Published June 08, 2012, 06:02 AM

Kites take to the skies this weekend at Kite Festival

Kites as large as a Volkswagen bus to something small enough to fit in a child’s hand will be on display here this weekend. The 18th Annual Jamestown Kite Festival is from 10:30 a.m. to 4 p.m. Saturday and Sunday at Meidinger Park in southwest Jamestown.

By: Ben Rodgers, The Jamestown Sun

Kites as large as a Volkswagen bus to something small enough to fit in a child’s hand will be on display here this weekend.

The 18th Annual Jamestown Kite Festival is from 10:30 a.m. to 4 p.m. Saturday and Sunday at Meidinger Park in southwest Jamestown.

“We’ve really put Jamestown on the map as far as kiting events, because this is one of the premier events in the Midwest,” said Mike Gee, president of Wings on Strings, a North Dakota kite club and Kite Festival co-founder. “We have the biggest kite festival out of North Dakota, South Dakota, Minnesota, Montana and Wyoming. There’s nothing out there that compares with us.”

Gee got the idea to expand the festival 18 years ago and tried for a few years offering people an opportunity to build their own kites and fly them. But he felt the turnout could be better.

“There’s something for everybody in kiting so I decided, let’s just make this a fun fly and have some activities and not be so structured,” he said.

Gee has constructed kites for more than two decades and has traveled to kiting events across the country. Every year he invites some of the people he meets to experience the Jamestown Kite Festival.

“I try to expose what we have here to other people,” he said. “I try to keep the variety coming and I think that’s what keeps the people of Jamestown interested in coming.”

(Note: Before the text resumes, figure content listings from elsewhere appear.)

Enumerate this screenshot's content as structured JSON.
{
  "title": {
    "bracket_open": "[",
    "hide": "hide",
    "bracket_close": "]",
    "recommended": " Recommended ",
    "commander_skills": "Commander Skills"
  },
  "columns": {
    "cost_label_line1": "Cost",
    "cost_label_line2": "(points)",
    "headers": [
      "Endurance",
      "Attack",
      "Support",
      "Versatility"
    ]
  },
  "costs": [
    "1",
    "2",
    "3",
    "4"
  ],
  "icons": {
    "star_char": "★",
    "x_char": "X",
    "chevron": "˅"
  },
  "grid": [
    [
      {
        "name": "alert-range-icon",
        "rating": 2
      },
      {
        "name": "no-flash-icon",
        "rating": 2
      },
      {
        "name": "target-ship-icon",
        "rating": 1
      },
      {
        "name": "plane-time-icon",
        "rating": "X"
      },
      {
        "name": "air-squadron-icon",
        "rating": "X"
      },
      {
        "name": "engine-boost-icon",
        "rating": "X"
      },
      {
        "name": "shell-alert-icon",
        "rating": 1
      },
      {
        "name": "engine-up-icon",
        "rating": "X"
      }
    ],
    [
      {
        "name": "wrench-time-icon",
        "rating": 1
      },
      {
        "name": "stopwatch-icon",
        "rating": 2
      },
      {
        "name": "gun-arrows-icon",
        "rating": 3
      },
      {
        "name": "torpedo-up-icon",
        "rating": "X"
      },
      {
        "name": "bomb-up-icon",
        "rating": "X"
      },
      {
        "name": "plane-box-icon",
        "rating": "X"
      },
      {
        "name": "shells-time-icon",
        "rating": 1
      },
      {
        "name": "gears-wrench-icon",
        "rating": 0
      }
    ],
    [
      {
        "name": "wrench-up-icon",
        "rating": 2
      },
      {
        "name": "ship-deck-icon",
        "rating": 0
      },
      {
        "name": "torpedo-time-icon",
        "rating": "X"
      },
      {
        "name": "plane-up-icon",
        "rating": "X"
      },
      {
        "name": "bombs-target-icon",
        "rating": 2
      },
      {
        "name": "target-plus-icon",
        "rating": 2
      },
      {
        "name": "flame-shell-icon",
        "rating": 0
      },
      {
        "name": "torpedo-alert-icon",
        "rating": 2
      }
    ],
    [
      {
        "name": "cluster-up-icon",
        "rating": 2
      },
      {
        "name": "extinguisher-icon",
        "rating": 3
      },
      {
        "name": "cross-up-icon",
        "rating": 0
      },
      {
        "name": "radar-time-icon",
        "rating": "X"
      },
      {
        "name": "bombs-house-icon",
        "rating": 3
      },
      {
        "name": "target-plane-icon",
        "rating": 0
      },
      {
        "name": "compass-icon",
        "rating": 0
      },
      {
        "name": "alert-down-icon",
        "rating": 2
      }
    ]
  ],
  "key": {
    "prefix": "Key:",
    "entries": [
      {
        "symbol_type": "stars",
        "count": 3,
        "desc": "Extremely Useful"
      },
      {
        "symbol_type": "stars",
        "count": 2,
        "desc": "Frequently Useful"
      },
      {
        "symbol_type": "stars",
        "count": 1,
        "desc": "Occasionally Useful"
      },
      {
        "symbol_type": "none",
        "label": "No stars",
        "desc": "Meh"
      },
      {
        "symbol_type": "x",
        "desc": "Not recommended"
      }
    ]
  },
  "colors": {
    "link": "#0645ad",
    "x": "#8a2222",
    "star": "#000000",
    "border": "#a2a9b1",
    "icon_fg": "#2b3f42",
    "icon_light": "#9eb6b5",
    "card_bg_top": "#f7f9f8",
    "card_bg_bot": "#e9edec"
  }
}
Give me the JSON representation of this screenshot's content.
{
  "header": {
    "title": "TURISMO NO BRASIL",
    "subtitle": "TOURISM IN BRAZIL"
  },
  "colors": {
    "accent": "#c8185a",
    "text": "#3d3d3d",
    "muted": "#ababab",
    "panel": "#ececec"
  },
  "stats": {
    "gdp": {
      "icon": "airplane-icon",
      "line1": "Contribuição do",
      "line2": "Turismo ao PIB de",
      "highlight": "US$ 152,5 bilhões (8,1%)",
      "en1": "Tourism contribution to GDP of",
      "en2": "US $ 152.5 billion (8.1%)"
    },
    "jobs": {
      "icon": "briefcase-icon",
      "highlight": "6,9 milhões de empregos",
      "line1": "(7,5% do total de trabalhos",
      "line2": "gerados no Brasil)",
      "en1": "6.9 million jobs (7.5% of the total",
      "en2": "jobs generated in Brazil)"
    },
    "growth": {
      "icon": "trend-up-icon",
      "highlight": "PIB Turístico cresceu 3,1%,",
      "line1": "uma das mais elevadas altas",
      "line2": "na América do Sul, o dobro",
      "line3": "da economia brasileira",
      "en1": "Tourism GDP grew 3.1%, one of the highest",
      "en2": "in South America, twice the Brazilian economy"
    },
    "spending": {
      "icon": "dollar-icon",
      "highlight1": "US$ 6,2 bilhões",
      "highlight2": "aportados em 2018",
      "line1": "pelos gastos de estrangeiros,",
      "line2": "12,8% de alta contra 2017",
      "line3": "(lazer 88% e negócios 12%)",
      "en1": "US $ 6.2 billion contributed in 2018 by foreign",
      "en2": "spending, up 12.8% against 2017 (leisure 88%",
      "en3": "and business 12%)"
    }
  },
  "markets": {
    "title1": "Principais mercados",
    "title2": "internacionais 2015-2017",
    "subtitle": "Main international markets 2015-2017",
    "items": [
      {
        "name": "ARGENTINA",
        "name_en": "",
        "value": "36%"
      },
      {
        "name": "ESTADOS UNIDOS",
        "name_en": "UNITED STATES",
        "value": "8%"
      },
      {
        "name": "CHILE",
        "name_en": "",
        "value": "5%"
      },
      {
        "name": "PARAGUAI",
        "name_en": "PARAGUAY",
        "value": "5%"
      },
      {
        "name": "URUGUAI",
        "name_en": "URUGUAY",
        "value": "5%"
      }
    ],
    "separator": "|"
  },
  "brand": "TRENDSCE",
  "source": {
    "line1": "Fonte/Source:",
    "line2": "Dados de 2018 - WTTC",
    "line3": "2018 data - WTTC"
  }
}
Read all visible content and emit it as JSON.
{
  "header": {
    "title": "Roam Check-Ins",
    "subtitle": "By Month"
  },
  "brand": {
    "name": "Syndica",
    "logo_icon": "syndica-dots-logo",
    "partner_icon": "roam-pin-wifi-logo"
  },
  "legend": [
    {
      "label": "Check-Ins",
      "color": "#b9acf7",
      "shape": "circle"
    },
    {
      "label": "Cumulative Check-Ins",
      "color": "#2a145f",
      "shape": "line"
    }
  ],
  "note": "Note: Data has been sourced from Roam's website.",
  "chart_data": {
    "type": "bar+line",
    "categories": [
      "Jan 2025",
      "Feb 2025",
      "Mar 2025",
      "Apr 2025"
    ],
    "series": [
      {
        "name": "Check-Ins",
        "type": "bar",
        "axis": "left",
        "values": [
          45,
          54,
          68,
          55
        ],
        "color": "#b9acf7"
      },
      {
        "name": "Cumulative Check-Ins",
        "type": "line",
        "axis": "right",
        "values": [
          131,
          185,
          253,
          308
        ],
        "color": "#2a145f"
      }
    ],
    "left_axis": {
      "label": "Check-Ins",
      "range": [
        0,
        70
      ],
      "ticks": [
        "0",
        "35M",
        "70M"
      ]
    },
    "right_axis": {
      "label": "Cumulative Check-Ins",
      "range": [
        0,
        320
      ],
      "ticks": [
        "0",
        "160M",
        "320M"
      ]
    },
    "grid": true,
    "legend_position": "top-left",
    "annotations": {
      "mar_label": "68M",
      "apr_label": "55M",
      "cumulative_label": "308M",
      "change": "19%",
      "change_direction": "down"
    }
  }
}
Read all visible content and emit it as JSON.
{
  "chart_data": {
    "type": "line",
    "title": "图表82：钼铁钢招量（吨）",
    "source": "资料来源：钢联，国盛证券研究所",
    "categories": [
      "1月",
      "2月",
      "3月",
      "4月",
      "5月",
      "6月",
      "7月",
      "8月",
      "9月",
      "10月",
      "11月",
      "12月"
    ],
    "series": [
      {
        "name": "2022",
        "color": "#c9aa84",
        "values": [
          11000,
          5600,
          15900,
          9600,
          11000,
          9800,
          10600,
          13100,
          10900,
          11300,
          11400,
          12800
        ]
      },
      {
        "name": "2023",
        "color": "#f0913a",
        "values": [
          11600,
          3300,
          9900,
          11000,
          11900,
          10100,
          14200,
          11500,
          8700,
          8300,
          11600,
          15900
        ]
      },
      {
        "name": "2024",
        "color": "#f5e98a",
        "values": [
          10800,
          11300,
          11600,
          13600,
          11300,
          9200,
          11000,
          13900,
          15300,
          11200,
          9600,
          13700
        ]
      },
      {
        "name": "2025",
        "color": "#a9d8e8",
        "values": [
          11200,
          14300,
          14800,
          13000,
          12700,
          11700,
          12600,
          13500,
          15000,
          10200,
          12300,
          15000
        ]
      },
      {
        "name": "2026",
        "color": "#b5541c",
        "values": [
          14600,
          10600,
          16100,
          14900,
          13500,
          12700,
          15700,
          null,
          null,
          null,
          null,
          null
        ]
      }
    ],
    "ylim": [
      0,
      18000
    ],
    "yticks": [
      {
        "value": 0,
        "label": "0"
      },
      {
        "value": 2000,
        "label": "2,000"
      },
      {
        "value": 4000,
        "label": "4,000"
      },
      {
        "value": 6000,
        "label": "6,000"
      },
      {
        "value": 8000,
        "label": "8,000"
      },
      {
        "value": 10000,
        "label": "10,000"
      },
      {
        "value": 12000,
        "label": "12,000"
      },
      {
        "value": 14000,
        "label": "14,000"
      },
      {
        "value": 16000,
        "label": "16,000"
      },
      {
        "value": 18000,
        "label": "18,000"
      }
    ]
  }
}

It’s difficult to put an exact number on those who attend because there is no admission and people approach the park from all directions. But Parks and Recreation Director Doug Hogan said it’s somewhere between 2,000 and 3,000 people over the two days.

People from Illinois, California, Oregon, Washington, New Jersey, Tennessee, South Dakota and Canada have come to this event.

A pair of Wisconsinite kite enthusiasts is even making the trek to Jamestown for the first time to fly kites this weekend. A New Jersey woman even planned her trip to the West Coast so she could stop at the Kite Festival.

“Every year I don’t necessarily try to make the event bigger with more people,” Gee said. “I try to invite some different people from around the country.”

Those visitors with enormous custom-built kites are the ones Gee likes to invite. The ones who have been here before all say the same thing, he said.

“People love coming here,” Gee said. People who visit from out of state enjoy sharing their kite stories and meeting the people of Jamestown, he said.

Gee isn’t working solo here. To have a successful kite festival it takes a lot of involved parties to play their respective parts.

Last year air games from Victory Lutheran Church were added. The games will be here again on Saturday. Concessions will also be back as well as a disc jockey and a performance by Team 180GO, a trick kite-flying team.

Children again will have the opportunity to make their own kites.

Kites dropping candy will be back this year, and kite aerial photography will make its Jamestown debut this weekend.

“If you’ve never been, you got to come by and see it because it’s not what you would think of until you see these things,” said Chris Dodson, an event co-organizer for more than a decade.

The events planned make for a fun, family atmosphere, he said.

“It’s never boring and there’s something for everybody,” Dodson said. “It’s not just those diamond shape kites that people think of. There are big kites, miniature kites, sport kites, power kites, there’s art, there’s crafts, there’s kites that make music, all kind of things so it’s never boring.”